Sonra kitaplar girdi dünyama hiç çıkmamacasına… Her zaman sorarım onlara: Yalnızlığıma dost musunuz yoksa beni yalnız bırakmayan düşman mı? Ve kalemimden çıkmış beyaz defterimde birkaç kirli yazı: Harmana bıraktım bedenimi ne buğday çıktı ne saman, esen yele kurban oldu zaman… Düşüncelerime umutsuzluk hakim olmak ister bazen.Bu hallere en büyük karşı koyuşum Muhittin Arabi’nin sözüdür: ‘İşaretler çoğaldı ve karıştı; artık tespih zamanı…’ Ama şu an elime geçen çalı en büyük silahım oldu.Umut vardır: Kölenin boynunda ki zincirin aralarını bile rüzgar serinletir ki bu yürek geceye mağlup olup göz kapaklarını mı bırakır!
Kararan her buluttan yağmur beklersek eğer gökyüzü maviliğine küser.
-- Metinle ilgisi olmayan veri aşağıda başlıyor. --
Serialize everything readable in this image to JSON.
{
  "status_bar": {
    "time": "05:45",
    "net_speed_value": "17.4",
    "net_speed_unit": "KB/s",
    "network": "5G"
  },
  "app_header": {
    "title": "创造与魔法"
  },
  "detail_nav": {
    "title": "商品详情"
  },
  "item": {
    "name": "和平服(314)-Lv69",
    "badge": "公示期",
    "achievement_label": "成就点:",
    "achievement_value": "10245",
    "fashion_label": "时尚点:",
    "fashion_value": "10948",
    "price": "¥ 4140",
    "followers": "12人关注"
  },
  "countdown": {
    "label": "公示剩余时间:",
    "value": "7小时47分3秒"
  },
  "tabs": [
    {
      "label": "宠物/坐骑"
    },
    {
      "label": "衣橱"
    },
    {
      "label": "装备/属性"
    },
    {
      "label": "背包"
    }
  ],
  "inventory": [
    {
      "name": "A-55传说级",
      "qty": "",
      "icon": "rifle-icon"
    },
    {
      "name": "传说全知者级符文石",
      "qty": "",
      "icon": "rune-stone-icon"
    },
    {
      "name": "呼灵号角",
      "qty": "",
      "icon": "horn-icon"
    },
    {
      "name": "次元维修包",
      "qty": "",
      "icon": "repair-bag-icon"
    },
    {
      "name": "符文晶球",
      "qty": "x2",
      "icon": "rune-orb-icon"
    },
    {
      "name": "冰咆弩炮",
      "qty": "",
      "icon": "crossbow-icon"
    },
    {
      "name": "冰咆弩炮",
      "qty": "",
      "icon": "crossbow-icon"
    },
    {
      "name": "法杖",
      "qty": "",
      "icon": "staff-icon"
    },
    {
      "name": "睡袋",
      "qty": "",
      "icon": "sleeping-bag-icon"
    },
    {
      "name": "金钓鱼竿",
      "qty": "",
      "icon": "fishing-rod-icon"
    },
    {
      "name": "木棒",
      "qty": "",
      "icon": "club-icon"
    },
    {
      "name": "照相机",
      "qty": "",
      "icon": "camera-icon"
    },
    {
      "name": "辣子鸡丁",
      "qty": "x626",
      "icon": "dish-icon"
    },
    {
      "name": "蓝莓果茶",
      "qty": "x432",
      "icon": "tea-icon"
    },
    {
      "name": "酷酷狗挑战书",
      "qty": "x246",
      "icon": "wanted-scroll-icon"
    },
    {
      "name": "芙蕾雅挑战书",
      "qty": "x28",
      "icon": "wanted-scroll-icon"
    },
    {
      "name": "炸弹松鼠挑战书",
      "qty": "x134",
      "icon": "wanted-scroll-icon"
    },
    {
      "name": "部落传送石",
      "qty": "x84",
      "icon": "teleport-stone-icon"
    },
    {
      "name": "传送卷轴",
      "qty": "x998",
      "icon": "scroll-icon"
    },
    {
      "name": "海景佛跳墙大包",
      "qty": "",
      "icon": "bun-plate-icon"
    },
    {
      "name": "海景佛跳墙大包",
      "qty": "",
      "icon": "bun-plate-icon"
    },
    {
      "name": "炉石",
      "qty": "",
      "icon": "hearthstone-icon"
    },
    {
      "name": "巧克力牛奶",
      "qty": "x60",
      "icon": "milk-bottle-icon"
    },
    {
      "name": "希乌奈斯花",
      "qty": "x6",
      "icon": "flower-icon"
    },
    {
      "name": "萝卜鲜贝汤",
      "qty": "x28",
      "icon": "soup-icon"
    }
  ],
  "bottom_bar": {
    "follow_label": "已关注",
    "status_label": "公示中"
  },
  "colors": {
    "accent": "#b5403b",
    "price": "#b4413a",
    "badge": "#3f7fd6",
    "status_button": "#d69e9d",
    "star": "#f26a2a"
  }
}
Bu toprakların temeli o çalı parçalarıyla örülü. Ne yıkmaya güç yeter ne değmeye göz! O yamaları birleştirecek eller oldukça orda ki renkler kadar güzelliğini korur bu coğrafya. Şimdi biliyorum Filistin ya da Kaptan Kusto’nun hazineleri o dağın ardında değil ama ayaklarım da o günkü kadar küçük değil!
Allah bizleri üzerimize örttüğümüz çalılardan, üzerinde oynadığımız kırk yamalı rengarenk seccadelerden, analarımızdan öğrendiğimiz dualardan, arkasına çocuksu hayallerimizi sığdırdığımız heybetli dağlarımızdan, her başımız sıkıştığın da sadelikle bize doğru yolu gösterecek tespihlerimizden mahrum etmesin!